China’s new home prices slump at fastest pace in 11 months amid dented buyer confidence


China’s new home prices fell at the fastest pace in 11 months in September across 70 major cities despite easing policies, as high inventories, concerns over job security and economic uncertainty continued to hurt confidence in the property market, analysts said.

New home prices fell 0.4 per cent month on month, following a 0.3 per cent decline in August, according to National Bureau of Statistics (NBS) data released on Monday. It was the biggest monthly decline since last October’s 0.5 per cent drop. On a year-on-year basis, prices fell 2.7 per cent in September versus a 3 per cent drop in August, according to the data.

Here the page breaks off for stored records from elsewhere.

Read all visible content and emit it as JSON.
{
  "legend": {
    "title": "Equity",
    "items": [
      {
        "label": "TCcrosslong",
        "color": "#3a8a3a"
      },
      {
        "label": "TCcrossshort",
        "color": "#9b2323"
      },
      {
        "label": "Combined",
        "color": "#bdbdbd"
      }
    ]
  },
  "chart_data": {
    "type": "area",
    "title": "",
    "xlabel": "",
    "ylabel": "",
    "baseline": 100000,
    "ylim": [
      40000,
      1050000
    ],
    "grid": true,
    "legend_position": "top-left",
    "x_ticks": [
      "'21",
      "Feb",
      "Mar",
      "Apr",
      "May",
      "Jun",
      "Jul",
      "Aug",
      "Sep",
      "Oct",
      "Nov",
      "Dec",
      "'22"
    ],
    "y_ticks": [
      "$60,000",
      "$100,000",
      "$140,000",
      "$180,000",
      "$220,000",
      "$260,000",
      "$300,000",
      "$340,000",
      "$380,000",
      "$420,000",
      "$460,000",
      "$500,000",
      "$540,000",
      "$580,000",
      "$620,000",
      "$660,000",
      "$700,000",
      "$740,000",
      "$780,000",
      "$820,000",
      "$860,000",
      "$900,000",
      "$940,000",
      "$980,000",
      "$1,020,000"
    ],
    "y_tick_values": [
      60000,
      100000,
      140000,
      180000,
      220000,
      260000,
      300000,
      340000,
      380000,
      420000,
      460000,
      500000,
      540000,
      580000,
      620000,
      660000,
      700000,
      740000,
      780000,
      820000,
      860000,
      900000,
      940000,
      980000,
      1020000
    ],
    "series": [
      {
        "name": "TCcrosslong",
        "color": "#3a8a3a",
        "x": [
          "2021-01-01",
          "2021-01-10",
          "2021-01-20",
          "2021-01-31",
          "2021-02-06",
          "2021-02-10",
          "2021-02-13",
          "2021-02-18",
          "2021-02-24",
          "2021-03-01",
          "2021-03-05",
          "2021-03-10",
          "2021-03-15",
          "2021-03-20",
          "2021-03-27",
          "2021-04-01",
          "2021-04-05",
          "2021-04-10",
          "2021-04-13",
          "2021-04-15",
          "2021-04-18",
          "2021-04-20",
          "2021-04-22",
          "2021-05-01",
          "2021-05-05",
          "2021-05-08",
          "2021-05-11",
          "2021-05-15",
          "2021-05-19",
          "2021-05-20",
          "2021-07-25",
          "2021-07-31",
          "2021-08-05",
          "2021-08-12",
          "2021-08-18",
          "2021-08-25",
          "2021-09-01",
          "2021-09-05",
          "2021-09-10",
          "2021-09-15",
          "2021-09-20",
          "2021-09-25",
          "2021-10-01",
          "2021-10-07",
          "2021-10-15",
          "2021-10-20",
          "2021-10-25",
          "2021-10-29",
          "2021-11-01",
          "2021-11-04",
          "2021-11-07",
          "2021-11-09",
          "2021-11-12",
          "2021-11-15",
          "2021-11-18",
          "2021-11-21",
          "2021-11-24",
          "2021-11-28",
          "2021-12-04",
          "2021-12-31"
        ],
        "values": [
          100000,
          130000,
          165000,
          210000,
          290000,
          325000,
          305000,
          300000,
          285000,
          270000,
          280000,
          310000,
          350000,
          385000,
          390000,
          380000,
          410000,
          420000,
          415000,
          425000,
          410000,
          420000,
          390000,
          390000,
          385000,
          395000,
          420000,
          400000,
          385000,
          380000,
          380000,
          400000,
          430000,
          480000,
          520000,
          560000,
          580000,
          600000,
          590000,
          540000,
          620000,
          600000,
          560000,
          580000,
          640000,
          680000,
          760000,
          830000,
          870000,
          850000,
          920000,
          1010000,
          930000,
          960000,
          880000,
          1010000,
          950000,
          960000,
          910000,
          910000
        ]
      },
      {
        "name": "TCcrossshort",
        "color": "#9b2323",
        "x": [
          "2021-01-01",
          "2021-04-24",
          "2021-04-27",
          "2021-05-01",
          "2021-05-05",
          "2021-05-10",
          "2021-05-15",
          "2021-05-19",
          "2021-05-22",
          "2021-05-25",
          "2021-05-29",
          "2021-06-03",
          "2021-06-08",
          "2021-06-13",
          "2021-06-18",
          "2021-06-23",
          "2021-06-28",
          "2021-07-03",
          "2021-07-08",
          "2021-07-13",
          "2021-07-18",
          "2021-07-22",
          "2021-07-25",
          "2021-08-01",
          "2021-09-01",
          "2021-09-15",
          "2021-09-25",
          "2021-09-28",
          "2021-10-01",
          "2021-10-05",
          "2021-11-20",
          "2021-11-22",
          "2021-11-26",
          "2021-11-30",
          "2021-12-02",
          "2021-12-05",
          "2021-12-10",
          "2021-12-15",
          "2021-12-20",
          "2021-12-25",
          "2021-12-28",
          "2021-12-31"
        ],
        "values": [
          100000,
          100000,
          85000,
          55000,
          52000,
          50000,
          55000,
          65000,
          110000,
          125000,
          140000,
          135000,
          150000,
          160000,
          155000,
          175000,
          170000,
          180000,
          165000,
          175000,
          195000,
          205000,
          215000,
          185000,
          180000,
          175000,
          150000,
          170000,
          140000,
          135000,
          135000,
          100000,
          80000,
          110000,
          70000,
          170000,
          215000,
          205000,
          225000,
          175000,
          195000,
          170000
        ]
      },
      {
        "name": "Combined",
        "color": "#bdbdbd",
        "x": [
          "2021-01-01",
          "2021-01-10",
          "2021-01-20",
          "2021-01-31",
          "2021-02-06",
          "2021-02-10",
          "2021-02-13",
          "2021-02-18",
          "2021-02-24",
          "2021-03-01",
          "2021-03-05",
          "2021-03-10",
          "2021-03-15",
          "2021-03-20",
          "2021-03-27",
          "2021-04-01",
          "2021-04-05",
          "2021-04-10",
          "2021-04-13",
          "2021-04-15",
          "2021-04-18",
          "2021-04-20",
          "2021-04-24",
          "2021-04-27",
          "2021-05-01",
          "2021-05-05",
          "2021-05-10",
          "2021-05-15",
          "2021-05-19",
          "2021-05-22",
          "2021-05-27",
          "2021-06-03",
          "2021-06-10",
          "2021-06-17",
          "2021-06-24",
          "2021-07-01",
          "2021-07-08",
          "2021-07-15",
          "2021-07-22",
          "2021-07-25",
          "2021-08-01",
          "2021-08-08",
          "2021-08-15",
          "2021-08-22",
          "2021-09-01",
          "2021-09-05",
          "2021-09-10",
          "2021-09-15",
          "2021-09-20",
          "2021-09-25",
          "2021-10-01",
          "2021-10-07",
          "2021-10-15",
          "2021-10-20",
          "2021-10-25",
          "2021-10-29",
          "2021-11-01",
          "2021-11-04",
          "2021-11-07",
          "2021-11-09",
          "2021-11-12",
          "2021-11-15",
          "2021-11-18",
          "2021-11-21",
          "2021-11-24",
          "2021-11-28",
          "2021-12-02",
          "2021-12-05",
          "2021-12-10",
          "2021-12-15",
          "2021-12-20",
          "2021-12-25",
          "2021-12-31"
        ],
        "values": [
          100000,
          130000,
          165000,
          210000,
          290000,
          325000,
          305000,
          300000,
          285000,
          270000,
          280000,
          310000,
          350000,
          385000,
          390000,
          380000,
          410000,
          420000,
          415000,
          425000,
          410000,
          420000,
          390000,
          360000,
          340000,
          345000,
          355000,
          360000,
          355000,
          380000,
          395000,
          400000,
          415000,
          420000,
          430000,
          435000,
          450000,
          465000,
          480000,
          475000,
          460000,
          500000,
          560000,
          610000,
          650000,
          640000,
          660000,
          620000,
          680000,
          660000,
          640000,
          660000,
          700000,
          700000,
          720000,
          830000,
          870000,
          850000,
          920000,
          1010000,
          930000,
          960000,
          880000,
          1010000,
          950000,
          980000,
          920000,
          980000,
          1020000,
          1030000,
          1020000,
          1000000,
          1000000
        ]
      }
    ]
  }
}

Primary home prices continued to decline sequentially in September across all city tiers. First-tier cities like Beijing, Shenzhen and Guangzhou saw prices fall 0.3 per cent last month, down 0.2 percentage points from August.
Shanghai, the mainland’s commercial capital, however, maintained its upward trend with a 0.2 per cent increase. Beijing bucked the broader trend with a 0.3 per cent rise in September, compared with a 0.4 per cent slide in August. Shenzhen recorded its steepest monthly drop since last September, with a 1 per cent decline.
Beijing bucked the broader trend with a 0.3 per cent rise in primary home prices in September. Photo: EPA
Beijing bucked the broader trend with a 0.3 per cent rise in primary home prices in September. Photo: EPA

New home prices in second-tier cities, meanwhile, fell 0.4 per cent in September, while those in third-tier cities contracted by 0.4 per cent.

“Despite recent targeted housing easing measures at the city level, we believe the property markets in lower-tier cities still face strong headwinds due to weaker growth fundamentals and more severe oversupply problems compared to top-tier cities,” Goldman Sachs said in a research note on Monday.